I walked back over the Heath singing "Tot-ing-ham, Tot-ing-ham". This is part of our family myth. Our son Jake, as a little boy, always sang this when he was in a good mood. I then rang my friend Sal to say that, in my will, I was leaving her my blood pressure. It's just so obvious, leaving your kidneys to help the human race. Everyone does that. It did cheer her up.
I tried to ring Tony Stevens, who is Beckham's agent, and also Owen's, Shearer's and Dwight Yorke's, to ask if Bex might like one of my toes, but he was engaged. If it's going to take eight weeks for his broken metatarsal to heal, a toe transplant might be much quicker. I'm hardly using mine at present, since I gave up Sunday football.
If I was Fergie, worrying about my two major invalids, I'd want Roy Keane fit first. He is far more important and valuable to Man Utd than Bex, who this season has often been peripheral. But for England, Bex has become our leader, inspiration, talisman. Who would have thought it, just a year ago? That's why a nation has been mourning. A nation does not get these things wrong.
A lot of people did go tut tut, ridiculous, what is the world coming to, when the news of Bex's foot got precedence in the headlines over the Israeli-Palestinian conflict. This is to misunderstand the nature of headlines. Like is not being compared with like. Newness matters most. Whatever is the very latest drama jumps ahead of the running story.

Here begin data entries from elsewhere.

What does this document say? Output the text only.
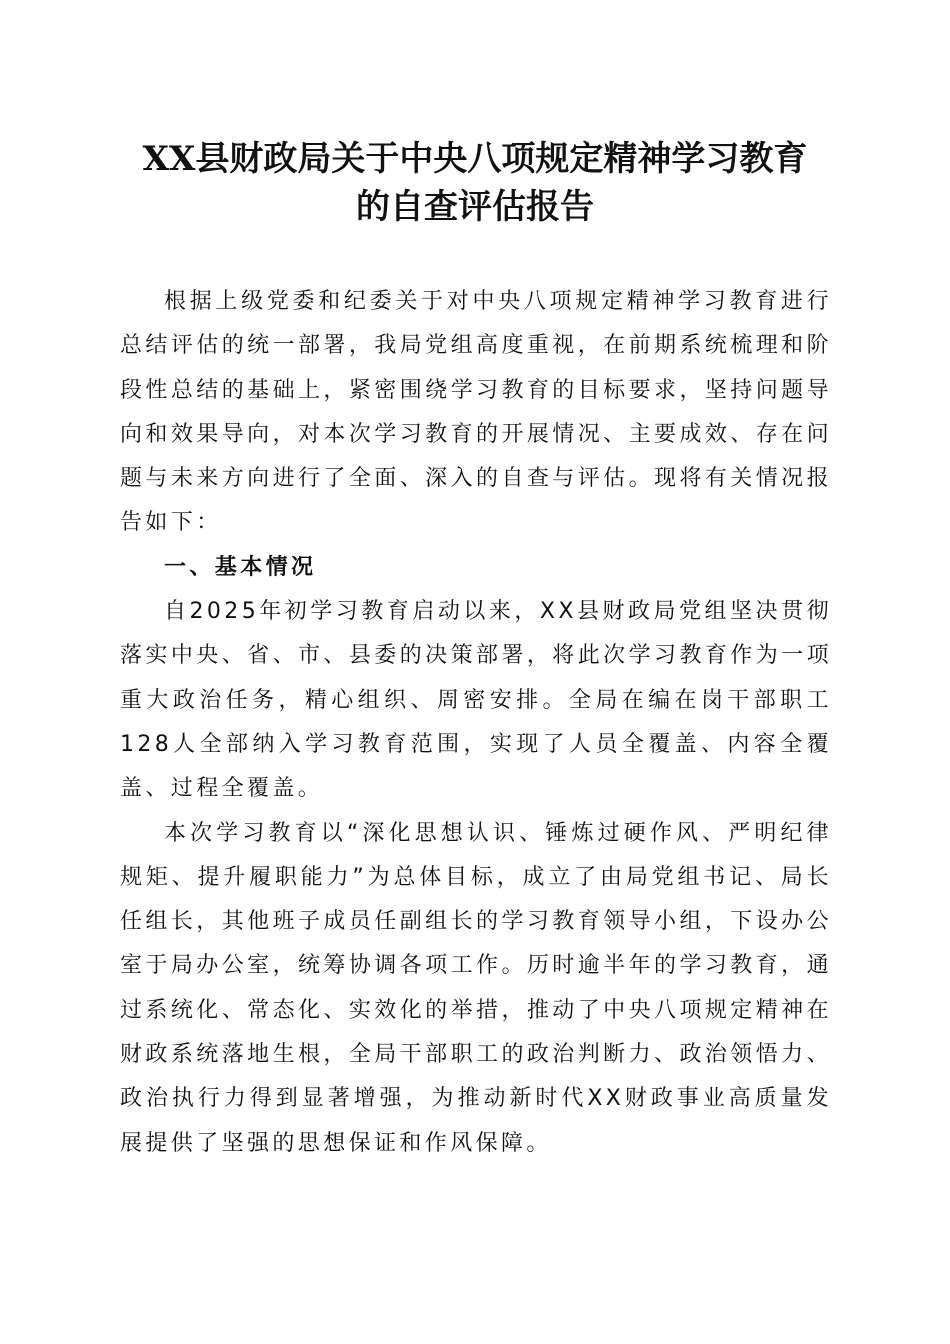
XX县财政局关于中央八项规定精神学习教育
的自查评估报告

根据上级党委和纪委关于对中央八项规定精神学习教育进行总结评估的统一部署，我局党组高度重视，在前期系统梳理和阶段性总结的基础上，紧密围绕学习教育的目标要求，坚持问题导向和效果导向，对本次学习教育的开展情况、主要成效、存在问题与未来方向进行了全面、深入的自查与评估。现将有关情况报告如下：

一、基本情况

自2025年初学习教育启动以来，XX县财政局党组坚决贯彻落实中央、省、市、县委的决策部署，将此次学习教育作为一项重大政治任务，精心组织、周密安排。全局在编在岗干部职工128人全部纳入学习教育范围，实现了人员全覆盖、内容全覆盖、过程全覆盖。

本次学习教育以“深化思想认识、锤炼过硬作风、严明纪律规矩、提升履职能力”为总体目标，成立了由局党组书记、局长任组长，其他班子成员任副组长的学习教育领导小组，下设办公室于局办公室，统筹协调各项工作。历时逾半年的学习教育，通过系统化、常态化、实效化的举措，推动了中央八项规定精神在财政系统落地生根，全局干部职工的政治判断力、政治领悟力、政治执行力得到显著增强，为推动新时代XX财政事业高质量发展提供了坚强的思想保证和作风保障。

Second, headline writers know that we all know Bex, a topic we all share, all have an opinion on, all can rubbish, even if we know bugger all about football. Bex's toe might have been bad news in one sense, but it's linked up with a feel-good event, one that makes us cheerful and happy. Until, that is, it happens.

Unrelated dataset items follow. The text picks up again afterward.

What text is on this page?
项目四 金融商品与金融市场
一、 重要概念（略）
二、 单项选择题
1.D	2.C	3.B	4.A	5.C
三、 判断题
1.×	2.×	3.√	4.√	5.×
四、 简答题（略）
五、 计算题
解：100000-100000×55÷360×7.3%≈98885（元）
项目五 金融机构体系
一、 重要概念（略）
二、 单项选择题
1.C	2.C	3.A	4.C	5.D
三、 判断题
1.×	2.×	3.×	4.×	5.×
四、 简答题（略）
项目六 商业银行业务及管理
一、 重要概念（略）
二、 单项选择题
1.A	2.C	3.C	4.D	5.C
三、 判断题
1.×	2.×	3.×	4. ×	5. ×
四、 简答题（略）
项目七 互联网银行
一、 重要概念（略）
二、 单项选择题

Afterwards, 31 out of the 32 nations will be decidedly unhappy. We need Bex, not just for his footballing skills, for his contributions to our knowledge of anatomy, but for his haircuts. I bet he's got one up his sleeve, or wherever he keeps it, ready to surprise and amuse us all. There is no one in the England squad so concerned about his appearance, which is fortunate for us. When things get boring, as they will in that first game against Sweden, with nothing much happening, we can enjoy close-ups and speculate about his eyebrows, the colour of his roots, the patterns on his bonce, the amount of gunge on his hair.

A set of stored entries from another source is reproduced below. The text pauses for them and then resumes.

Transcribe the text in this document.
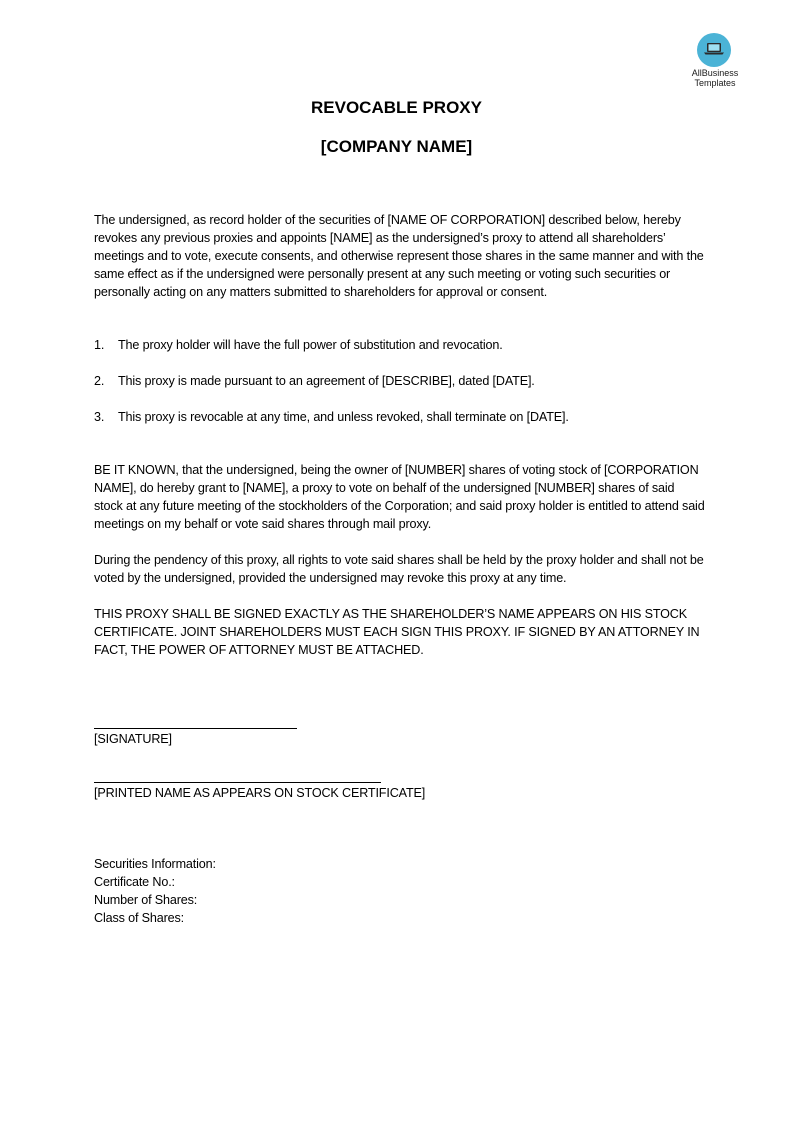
AllBusiness
Templates
REVOCABLE PROXY
[COMPANY NAME]
The undersigned, as record holder of the securities of [NAME OF CORPORATION] described below, hereby revokes any previous proxies and appoints [NAME] as the undersigned’s proxy to attend all shareholders’ meetings and to vote, execute consents, and otherwise represent those shares in the same manner and with the same effect as if the undersigned were personally present at any such meeting or voting such securities or personally acting on any matters submitted to shareholders for approval or consent.
1. The proxy holder will have the full power of substitution and revocation.
2. This proxy is made pursuant to an agreement of [DESCRIBE], dated [DATE].
3. This proxy is revocable at any time, and unless revoked, shall terminate on [DATE].
BE IT KNOWN, that the undersigned, being the owner of [NUMBER] shares of voting stock of [CORPORATION NAME], do hereby grant to [NAME], a proxy to vote on behalf of the undersigned [NUMBER] shares of said stock at any future meeting of the stockholders of the Corporation; and said proxy holder is entitled to attend said meetings on my behalf or vote said shares through mail proxy.
During the pendency of this proxy, all rights to vote said shares shall be held by the proxy holder and shall not be voted by the undersigned, provided the undersigned may revoke this proxy at any time.
THIS PROXY SHALL BE SIGNED EXACTLY AS THE SHAREHOLDER’S NAME APPEARS ON HIS STOCK CERTIFICATE. JOINT SHAREHOLDERS MUST EACH SIGN THIS PROXY. IF SIGNED BY AN ATTORNEY IN FACT, THE POWER OF ATTORNEY MUST BE ATTACHED.
[SIGNATURE]
[PRINTED NAME AS APPEARS ON STOCK CERTIFICATE]
Securities Information:
Certificate No.:
Number of Shares:
Class of Shares:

Or his legs. I've always been fascinated by them. At first glance, when you observe him walking, you think he's bandy-legged, bowed like a jockey. Study them closely next time you have a chance, which, dear God, we all pray is soon. He is bandy-legged - but only from the knees down. This is most unusual. Bandy-calfed, so they call it in medical circles. Above the knee, his legs and thighs go straight up and are what we call normal. But below the knees, each leg is curved inwards like a boomerang. Very weird. This abnormality explains how he can bend the ball when taking corners and free kicks.
I do fear for him in the years to come, as he's bound to get appalling arthritis, but for now, at his age, it's not a disability but a gift, sent from heaven. Naturally, David has had to work at it, as we all have, with whatever modest gifts God has given us, and all of us, friends, have been given gifts that we have to work on. How many words did you say for Thought for the Day? What? Forget it. I'm not doing one. Back to Rupert.
It's turned out to be good news. He went private, not being prepared to wait 15 months, and paid to go to the King Edward VII Hospital for Sick Officers. He had a biopsy, and there is no sign of skin cancer. "I've been told I've got a hearty dick," so he told me when he and Sal came for lunch last week.
Not such good news for Sal. "I've been told I've got a dicky heart."
Please note, all medical references are true. Bex is a real person. So are my friends. I have made up nothing. Not even the quotes.